Regulation of Crayfish, Orconectes Virilis, Tail Muscle Lactate Dehydrogenase (LDH) in Response to Anoxic Conditions is Associated with Alterations in Phosphorylation Patterns

Lactate dehydrogenase (LDH), the terminal enzyme of anaerobic glycolysis, has a crucial role in sustaining ATP production by glycolysis during periods of anoxia via regenerating NAD through the production of lactate. The present study examined the effects of prolonged (20h) anoxic submergence on LDH from the tail muscle of an anoxia-tolerant crayfish (Orconectes virilis). LDH was purified to homogeneity from tail muscle of both aerobic control and anoxic crayfish in a three step process. Analysis of the kinetic parameters and the stability of LDH showed that the V in the pyruvate-reducing direction was significantly higher for the enzyme from anoxic crayfish whereas in the lactate-oxidizing direction the V was significantly higher for the control enzyme.

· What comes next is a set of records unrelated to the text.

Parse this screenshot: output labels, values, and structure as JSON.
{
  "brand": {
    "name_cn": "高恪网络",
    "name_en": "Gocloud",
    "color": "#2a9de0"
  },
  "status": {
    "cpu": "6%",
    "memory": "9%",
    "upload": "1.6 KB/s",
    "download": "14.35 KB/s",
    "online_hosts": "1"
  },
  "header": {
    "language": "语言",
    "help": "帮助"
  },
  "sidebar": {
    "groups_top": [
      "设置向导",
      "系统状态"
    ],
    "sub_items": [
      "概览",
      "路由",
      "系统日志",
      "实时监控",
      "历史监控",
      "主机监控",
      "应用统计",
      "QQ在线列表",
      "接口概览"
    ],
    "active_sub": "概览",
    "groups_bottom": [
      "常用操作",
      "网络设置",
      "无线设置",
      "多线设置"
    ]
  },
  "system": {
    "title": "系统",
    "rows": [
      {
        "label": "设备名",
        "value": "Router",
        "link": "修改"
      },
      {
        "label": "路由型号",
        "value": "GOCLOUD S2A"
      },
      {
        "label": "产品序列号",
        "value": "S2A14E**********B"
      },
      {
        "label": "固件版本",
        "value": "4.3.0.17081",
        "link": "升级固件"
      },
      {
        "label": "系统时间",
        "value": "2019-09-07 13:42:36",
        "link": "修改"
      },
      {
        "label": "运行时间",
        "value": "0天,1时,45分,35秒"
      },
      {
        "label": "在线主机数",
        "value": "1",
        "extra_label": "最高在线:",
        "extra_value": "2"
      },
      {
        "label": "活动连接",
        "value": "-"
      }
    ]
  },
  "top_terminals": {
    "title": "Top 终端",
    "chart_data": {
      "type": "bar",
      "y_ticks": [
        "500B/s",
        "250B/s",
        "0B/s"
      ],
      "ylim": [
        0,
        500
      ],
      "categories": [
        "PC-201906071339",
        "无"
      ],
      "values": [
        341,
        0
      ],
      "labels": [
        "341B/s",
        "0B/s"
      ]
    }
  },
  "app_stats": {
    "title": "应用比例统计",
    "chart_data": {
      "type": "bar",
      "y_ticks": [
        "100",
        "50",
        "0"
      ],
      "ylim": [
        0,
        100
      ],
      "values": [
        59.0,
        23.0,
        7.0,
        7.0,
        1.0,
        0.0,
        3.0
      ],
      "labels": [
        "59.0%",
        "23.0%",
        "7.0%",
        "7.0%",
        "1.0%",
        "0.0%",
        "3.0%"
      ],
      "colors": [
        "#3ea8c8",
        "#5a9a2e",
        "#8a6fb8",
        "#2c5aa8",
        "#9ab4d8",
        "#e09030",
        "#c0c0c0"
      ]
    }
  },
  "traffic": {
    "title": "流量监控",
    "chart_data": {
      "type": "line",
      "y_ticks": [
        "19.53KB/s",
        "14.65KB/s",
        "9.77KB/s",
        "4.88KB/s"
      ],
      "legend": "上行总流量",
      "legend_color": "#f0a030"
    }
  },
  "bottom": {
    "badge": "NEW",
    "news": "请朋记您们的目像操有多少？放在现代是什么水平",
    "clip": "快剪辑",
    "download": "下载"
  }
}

Differential scanning fluorimetry was used to assess thermal unfolding of crayfish LDH. The results showed that the enzyme from control muscle had a significantly higher melting temperature (greater thermal stability) than the anoxic enzyme form, suggesting that there was a structural difference between the two enzyme forms. Immunoblotting of purified LDH implicated post-translational modification as the reason for this difference; purified LDH from aerobic control crayfish showed significantly higher amounts of serine/threonine phosphorylation than did the anoxic enzyme form. This study provides evidence for anoxia-induced modifications of crayfish muscle LDH that may contribute significantly to modulating enzyme function under anoxic conditions.